Une mention a d'abord été attribuée au film slovène Guardian of the Frontier (Varuh Meje) de la réalisatrice Maja Weiss. Ce film, qui raconte l'étonnante histoire de trois jeunes femmes qui osent se questionner et s'aventurer au-delà des frontières établies, propose une réflexion métaphorique sur une Europe en pleine transition.

  Un prix spécial du jury a été décerné au film italien Days (Giorni), qui a borde la question brûlante d'actualité et controversée du barebacking. Dans ce film intense, la réalisatrice Laura Muscardin évite tous les clichés et tente d'observer et de comprendre ses personnages, en évitant de les juger.

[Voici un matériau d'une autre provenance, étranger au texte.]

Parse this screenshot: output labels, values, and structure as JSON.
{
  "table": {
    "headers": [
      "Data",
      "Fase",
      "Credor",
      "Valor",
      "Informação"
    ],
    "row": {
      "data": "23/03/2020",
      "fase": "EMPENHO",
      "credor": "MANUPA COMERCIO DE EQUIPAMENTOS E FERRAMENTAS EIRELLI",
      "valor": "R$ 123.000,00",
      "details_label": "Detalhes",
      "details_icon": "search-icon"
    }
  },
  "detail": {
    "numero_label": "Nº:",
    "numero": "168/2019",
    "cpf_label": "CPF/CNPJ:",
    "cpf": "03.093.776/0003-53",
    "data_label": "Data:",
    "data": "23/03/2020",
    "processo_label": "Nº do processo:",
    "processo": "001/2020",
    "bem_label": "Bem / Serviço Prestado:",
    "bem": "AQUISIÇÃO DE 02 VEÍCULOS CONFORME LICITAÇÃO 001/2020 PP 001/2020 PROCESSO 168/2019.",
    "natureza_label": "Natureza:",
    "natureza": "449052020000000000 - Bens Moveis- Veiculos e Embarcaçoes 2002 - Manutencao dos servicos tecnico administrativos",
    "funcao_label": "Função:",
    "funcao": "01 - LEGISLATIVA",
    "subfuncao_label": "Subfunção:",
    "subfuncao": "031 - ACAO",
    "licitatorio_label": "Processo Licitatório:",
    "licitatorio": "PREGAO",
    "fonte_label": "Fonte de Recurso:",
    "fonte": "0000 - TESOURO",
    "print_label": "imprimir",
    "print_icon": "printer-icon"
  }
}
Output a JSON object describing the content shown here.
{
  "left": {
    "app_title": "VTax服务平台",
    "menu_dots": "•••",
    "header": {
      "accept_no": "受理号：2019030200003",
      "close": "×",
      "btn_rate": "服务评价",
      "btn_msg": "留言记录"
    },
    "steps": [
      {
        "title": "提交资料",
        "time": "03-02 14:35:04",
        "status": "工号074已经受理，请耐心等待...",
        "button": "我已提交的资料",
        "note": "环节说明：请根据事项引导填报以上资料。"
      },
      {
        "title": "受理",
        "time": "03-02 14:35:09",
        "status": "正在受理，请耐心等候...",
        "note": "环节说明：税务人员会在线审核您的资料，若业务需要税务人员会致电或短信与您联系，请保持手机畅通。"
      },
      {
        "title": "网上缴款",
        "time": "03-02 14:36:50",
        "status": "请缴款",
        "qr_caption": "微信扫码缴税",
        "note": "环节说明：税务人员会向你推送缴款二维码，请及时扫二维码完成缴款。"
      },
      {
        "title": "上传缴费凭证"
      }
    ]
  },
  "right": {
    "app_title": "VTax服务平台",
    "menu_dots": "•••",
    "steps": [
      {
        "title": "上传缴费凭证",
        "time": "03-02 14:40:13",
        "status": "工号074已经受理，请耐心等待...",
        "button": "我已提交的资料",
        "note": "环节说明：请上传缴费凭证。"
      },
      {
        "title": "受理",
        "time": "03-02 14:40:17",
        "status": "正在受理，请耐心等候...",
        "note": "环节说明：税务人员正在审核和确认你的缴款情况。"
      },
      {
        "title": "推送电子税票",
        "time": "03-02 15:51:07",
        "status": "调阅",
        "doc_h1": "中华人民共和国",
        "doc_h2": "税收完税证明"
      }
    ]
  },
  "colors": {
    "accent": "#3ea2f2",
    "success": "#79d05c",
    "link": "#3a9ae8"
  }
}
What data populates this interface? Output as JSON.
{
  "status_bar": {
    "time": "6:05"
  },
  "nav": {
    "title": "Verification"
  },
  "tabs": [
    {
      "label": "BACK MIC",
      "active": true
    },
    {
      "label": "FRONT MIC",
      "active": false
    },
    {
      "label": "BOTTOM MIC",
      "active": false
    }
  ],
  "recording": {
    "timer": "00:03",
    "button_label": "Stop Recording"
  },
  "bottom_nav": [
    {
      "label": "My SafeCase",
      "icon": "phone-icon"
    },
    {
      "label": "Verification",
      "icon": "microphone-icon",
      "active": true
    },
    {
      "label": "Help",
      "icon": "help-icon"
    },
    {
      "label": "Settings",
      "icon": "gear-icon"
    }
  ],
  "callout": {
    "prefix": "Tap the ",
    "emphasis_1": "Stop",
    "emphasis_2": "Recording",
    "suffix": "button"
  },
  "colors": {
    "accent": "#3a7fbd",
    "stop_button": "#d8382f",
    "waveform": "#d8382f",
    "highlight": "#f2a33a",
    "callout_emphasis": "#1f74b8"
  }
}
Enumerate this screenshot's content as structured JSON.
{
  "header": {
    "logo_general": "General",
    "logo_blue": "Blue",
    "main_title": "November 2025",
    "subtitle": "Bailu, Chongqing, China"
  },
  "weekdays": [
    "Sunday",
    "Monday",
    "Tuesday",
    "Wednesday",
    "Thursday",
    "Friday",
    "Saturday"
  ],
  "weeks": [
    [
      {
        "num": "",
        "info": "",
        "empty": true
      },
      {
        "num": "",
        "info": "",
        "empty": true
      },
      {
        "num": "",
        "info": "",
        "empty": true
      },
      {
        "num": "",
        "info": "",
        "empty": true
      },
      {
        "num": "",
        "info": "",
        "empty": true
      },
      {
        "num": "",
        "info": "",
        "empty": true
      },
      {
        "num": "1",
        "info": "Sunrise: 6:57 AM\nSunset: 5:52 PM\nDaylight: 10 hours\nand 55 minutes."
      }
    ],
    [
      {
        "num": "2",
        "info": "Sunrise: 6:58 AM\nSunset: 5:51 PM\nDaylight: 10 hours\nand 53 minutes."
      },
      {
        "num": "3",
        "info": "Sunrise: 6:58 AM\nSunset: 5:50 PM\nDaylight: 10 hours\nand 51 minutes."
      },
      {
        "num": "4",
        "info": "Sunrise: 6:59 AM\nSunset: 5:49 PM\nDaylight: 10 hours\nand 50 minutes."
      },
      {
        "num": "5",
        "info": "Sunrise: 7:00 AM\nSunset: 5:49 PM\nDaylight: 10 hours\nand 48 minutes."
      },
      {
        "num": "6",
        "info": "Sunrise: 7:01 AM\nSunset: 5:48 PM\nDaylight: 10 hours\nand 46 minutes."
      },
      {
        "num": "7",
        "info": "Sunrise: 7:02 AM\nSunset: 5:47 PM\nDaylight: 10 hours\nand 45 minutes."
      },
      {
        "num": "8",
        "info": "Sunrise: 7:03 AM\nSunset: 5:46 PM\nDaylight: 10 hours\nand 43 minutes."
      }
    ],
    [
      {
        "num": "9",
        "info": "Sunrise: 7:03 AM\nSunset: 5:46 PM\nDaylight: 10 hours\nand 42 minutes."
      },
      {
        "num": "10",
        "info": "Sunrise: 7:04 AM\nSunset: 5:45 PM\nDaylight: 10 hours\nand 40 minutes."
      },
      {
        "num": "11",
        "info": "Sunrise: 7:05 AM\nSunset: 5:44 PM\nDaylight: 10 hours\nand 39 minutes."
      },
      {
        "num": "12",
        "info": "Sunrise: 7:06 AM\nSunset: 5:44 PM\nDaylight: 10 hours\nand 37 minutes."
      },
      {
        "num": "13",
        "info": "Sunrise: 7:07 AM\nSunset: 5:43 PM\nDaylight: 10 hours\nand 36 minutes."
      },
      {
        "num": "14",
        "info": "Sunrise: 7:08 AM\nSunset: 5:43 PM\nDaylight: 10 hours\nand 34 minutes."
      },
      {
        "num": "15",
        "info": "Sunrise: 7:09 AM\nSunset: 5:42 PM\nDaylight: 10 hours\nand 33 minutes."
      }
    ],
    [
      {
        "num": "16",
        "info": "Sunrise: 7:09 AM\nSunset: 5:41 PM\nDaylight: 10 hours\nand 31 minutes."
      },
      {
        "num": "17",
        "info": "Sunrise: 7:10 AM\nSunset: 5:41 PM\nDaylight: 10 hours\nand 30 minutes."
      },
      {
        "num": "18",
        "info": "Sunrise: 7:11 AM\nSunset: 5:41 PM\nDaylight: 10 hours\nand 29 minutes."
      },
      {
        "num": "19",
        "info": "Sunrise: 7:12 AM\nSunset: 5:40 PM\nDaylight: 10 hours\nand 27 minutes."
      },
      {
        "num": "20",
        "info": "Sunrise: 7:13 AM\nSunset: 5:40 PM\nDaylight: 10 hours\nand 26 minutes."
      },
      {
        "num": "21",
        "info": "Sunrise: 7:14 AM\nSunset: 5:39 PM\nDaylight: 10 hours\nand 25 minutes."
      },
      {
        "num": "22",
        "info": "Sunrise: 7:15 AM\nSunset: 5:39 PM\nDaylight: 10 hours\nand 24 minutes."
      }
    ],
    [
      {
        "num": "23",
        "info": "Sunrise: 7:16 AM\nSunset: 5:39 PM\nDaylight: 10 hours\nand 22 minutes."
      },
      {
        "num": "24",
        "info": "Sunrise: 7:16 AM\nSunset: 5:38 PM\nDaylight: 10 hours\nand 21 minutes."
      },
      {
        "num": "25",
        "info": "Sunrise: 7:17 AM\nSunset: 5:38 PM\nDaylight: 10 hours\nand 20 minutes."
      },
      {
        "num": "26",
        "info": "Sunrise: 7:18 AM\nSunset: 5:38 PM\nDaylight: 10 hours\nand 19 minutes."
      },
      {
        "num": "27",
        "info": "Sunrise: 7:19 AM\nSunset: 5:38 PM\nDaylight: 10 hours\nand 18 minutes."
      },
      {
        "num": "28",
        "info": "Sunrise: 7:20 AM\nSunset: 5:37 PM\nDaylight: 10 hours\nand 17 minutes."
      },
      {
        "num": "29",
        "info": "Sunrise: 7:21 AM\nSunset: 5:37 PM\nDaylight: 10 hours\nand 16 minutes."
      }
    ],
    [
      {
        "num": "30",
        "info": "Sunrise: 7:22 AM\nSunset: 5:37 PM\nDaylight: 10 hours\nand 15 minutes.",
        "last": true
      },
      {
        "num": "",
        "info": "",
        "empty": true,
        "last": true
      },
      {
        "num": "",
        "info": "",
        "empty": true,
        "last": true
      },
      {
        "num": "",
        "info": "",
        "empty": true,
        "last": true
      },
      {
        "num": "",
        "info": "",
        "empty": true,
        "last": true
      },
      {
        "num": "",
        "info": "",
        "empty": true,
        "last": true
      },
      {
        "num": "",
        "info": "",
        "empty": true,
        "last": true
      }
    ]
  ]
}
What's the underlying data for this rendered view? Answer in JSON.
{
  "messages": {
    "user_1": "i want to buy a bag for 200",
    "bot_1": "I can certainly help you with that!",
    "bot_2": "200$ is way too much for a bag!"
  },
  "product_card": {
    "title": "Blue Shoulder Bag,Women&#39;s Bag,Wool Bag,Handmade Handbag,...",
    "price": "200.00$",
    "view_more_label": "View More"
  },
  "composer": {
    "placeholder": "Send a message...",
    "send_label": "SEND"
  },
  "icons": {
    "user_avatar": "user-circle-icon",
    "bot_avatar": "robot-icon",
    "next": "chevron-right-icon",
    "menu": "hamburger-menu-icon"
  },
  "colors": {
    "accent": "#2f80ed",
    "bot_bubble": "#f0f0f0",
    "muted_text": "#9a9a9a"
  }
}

Le grand prix du jury a été décerné au film britannique A.K.A. de Duncan Roy. Sexy et audacieux, A.K.A. raconte le rite passage à l'âge adulte d’un jeune homme dans un milieu où les privilèges, le pouvoir et l’amour appartiennent au plus offrant. Dans l’Angleterre de l’époque Thatcher, Dean, beau gars issu du milieu ouvrier, déniche un emploi dans une galerie d’art huppée de Londres. Adoptant la fausse identité d’un jeune aristocrate, il s’immisce au sein du jet set londonien et devient la coqueluche de tous. Son statut emprunté lui ouvre alors les portes d’une existence faite de cocktails bien arrosés et bien pourvus en poudre blanche. Courtisé par un riche playboy qui entretient en même temps un joli garçon de compagnie, Dean cherche désespérément à se faire aimer, mais doit pour cela continuer à taire sa vraie identité. Construit à la manière d’un triptyque, A.K.A. montre simultanément trois points de vue différents, sur un écran divisé autant de parties. Cette technique confère au film un impact exceptionnel, faisant ressortir les détails subtils qui composent ce regard sans compromis sur la cruauté humaine et les rapports de classe.

La faveur du public, quant à elle, c'est portée sur le film italien Ignorant Fairies (Le Fate Ignoranti ) de Ferzan Ozpetek qui a d'ailleurs remporté un immense succès commercial en Italie l'an dernier. Ce film sensuel et tendre démontre avec simplicité que certaines rencontres inattendues peuvent changer notre vie du jour au lendemain. Bien installée dans son confortable univers bourgeois et engoncée dans ses idées conservatrices, une femme voit sa vie chambardée lorsque son mari, meurt subitement. En faisant le tri des biens du défunt, elle découvre qu’il entretenait depuis longtemps une relation avec un jeune homme. Pleins de ressentiment et d’animosité l’un envers l’autre lors de leurs premières rencontres, les deux partenaires endeuillés en viennent peu à peu à se lier d’amitié.